Lors qu’un Cheval a le pied douloureux, & que les indices des croissans y sont, c’est à dire le devant du pied desseché, qui sonne clair quand on frappe dessus, ce qui fait connoistre qu’il est vuide, & que le Cheval ne chemine que sur les talons, lors il faut defferrer le pied, le blanchir seulement en parant peu, puis le ferrer à pantoufle, comme j’expliqueray au Chapitre de la Ferrure des pieds encastelez, & y mettre le remede suivant, & en le ferrant, laisser toujours la solle tres-forte, car de là dépend la guerison & la chutte des croissans, & ce qui la facilitera sera l’usage de la bouillie qui suit.

Que si les pieds sont simplement douloureux sans apparence de croissans, il les faut parer, les ferrer fort à l’aise, & y appliquer la bouillie qui suit.

bouillie pour les pieds douloureux d’un reste de Forbure.

Prenez une pinte eau de vie, trois demy-septiers bon vinaigre, une livre huile de laurier, démêlez le tout avec suffisante quantité de farine de féves, faites-en de la bouillie que vous ferez cuire à petit feu en remuant sans cesse : Quand le tout sera bien lié & cuit comme de la bouillie assez épaisse, emplissez-en le pied toute bouillante, car elle ne sçauroit estre trop chaude, de la filasse par dessus, puis des éclisses pour tenir le tout, mettez encore de cette bouillie autour de la couronne sur de la filasse, mais il ne faut pas qu’elle soit si chaude, & il faut qu’on y puisse souffrir la main, enveloppez le tout, & réitérez l’application trois fois de vingt-quatre heures en vingt-quatre heures : si le mal n’est pas bien envieilly, asseurément le Cheval se rétablira.

Barrer les veines dans les pâturons apres cette application reüssira tres-bien s’il y a des croissans, parce qu’elle fera plûtost tarir cette humeur, qui est portée en partie dans le pied avec le sang, & pour d’autres raisons déjà dites.

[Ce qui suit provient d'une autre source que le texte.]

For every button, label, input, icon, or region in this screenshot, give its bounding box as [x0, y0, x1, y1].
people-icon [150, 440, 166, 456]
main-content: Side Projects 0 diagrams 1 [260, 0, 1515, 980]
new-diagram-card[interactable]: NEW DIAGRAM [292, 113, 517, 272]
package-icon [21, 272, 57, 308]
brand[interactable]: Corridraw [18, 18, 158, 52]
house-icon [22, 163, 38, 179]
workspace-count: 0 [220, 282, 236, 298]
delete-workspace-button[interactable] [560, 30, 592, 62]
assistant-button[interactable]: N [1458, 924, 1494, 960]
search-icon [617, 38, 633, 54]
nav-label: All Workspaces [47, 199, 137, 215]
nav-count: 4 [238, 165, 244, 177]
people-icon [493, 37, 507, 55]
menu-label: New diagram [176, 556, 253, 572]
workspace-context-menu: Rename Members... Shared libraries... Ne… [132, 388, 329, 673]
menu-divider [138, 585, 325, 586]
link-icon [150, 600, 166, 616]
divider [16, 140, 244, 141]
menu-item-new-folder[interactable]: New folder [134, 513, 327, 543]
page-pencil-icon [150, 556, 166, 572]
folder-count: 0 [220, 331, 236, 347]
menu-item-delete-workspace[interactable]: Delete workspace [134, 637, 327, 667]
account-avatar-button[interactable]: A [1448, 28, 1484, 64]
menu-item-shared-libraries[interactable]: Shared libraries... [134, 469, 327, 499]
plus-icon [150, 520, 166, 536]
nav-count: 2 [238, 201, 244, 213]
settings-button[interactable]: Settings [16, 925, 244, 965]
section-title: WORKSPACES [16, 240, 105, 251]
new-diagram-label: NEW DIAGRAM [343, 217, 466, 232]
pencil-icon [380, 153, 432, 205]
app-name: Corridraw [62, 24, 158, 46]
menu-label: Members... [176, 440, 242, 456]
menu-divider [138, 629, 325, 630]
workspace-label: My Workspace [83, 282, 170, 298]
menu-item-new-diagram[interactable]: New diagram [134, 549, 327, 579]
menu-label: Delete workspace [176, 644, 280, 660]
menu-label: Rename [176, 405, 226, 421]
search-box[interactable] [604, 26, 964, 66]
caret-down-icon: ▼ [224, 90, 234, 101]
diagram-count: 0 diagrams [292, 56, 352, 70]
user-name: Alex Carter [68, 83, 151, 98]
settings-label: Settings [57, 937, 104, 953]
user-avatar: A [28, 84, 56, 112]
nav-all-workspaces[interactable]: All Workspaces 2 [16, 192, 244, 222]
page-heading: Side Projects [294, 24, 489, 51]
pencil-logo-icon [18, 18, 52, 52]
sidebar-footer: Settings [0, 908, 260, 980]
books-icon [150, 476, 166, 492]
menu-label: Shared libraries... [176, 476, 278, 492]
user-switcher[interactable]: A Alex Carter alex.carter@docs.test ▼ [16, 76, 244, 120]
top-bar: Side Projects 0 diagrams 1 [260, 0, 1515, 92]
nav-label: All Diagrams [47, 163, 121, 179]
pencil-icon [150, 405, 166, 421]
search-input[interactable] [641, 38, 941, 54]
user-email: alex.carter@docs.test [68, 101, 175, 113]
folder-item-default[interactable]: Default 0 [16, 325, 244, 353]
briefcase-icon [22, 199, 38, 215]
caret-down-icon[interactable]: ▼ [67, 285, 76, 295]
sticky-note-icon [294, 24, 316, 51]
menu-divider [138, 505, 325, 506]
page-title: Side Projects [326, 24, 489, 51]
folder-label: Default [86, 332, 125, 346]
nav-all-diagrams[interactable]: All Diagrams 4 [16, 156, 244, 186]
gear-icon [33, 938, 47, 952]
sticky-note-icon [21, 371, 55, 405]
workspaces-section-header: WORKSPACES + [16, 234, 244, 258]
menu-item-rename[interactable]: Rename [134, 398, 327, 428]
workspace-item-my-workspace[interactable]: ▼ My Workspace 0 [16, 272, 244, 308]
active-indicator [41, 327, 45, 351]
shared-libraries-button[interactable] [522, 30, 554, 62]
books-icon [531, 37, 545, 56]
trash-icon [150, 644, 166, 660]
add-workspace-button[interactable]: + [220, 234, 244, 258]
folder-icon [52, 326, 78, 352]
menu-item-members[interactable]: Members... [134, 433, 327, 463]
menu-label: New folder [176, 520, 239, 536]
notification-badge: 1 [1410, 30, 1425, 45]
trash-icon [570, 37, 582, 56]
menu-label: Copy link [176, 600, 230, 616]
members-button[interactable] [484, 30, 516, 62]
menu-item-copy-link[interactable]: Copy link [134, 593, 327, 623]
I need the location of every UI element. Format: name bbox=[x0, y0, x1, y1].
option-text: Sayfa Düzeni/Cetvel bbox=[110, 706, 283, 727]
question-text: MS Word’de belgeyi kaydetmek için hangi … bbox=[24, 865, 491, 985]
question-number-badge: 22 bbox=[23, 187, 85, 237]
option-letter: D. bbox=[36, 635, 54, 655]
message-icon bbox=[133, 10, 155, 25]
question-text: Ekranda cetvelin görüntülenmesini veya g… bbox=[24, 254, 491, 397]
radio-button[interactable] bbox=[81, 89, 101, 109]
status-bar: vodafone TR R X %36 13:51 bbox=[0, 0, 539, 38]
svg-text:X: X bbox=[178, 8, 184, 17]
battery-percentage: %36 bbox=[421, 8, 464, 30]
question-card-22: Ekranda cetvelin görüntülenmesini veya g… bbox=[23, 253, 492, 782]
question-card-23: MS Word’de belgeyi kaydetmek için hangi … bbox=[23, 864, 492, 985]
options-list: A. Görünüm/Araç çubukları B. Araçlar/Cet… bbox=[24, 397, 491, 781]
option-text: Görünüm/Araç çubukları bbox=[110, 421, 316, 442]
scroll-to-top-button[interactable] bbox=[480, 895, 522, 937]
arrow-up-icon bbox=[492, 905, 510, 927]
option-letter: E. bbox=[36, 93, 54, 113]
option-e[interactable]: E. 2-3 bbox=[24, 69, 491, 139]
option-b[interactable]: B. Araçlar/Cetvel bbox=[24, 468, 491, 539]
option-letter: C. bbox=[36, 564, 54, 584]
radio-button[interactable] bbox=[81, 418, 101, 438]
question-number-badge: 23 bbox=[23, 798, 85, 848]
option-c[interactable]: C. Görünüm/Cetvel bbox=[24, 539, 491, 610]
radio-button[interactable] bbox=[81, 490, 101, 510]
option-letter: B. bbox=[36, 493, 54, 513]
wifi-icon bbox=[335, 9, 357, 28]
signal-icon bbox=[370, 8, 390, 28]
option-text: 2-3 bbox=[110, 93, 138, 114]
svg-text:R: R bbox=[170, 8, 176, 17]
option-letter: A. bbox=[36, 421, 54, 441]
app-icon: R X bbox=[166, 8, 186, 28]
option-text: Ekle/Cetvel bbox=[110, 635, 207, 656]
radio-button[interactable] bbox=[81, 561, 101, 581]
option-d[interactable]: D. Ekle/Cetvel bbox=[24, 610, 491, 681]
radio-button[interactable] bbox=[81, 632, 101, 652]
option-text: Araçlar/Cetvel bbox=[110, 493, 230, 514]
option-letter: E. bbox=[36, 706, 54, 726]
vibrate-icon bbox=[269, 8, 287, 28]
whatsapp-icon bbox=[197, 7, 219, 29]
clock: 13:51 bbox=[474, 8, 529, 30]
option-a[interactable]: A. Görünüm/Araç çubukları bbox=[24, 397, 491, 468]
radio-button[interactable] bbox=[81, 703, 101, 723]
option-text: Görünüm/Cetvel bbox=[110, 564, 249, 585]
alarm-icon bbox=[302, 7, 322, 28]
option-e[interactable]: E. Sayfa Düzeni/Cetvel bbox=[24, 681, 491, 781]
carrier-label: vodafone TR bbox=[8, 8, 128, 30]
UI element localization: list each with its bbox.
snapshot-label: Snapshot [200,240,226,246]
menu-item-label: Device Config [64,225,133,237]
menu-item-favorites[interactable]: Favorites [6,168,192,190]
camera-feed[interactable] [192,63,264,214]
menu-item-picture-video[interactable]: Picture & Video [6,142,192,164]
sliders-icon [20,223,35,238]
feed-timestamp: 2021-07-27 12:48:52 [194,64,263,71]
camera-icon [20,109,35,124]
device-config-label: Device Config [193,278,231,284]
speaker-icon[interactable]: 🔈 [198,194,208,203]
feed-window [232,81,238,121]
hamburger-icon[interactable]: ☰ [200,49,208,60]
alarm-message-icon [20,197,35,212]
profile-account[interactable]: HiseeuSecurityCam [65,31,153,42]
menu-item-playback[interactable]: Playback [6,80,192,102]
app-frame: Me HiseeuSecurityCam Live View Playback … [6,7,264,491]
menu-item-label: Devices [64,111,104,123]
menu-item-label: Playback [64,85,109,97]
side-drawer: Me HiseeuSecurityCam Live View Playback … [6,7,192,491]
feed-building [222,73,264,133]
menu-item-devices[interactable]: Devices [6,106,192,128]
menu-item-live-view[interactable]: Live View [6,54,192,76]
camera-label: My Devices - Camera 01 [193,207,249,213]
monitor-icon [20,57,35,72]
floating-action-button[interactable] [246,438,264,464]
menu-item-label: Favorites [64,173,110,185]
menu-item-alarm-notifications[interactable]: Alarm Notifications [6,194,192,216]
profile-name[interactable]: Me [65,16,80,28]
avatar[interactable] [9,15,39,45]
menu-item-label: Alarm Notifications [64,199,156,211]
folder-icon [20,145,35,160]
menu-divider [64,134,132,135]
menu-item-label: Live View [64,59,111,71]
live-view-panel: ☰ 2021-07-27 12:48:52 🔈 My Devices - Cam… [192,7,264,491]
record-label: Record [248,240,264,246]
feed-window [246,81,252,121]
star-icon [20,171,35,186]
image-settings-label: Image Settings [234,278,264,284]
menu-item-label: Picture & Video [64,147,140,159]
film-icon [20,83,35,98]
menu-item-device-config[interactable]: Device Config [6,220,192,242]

CHAP.
ⅽⅼⅴ.
Si le Cheval boitte si fort que les croissans soient formez, & le pied desséché en sorte que le Cheval ne puisse cheminer ny presque se soûtenir, il faut dessoler, brûler tout le bout de l’os du petit pied, le laisser tomber en suite, apres quoy la solle reviendra, & le Cheval pourra guerir, si on le ferre à pantoufle, & qu’on donne le temps au pied de se fortifier, mais ce ne sera jamais un pied ny bon, ny bien-fait, ny de service.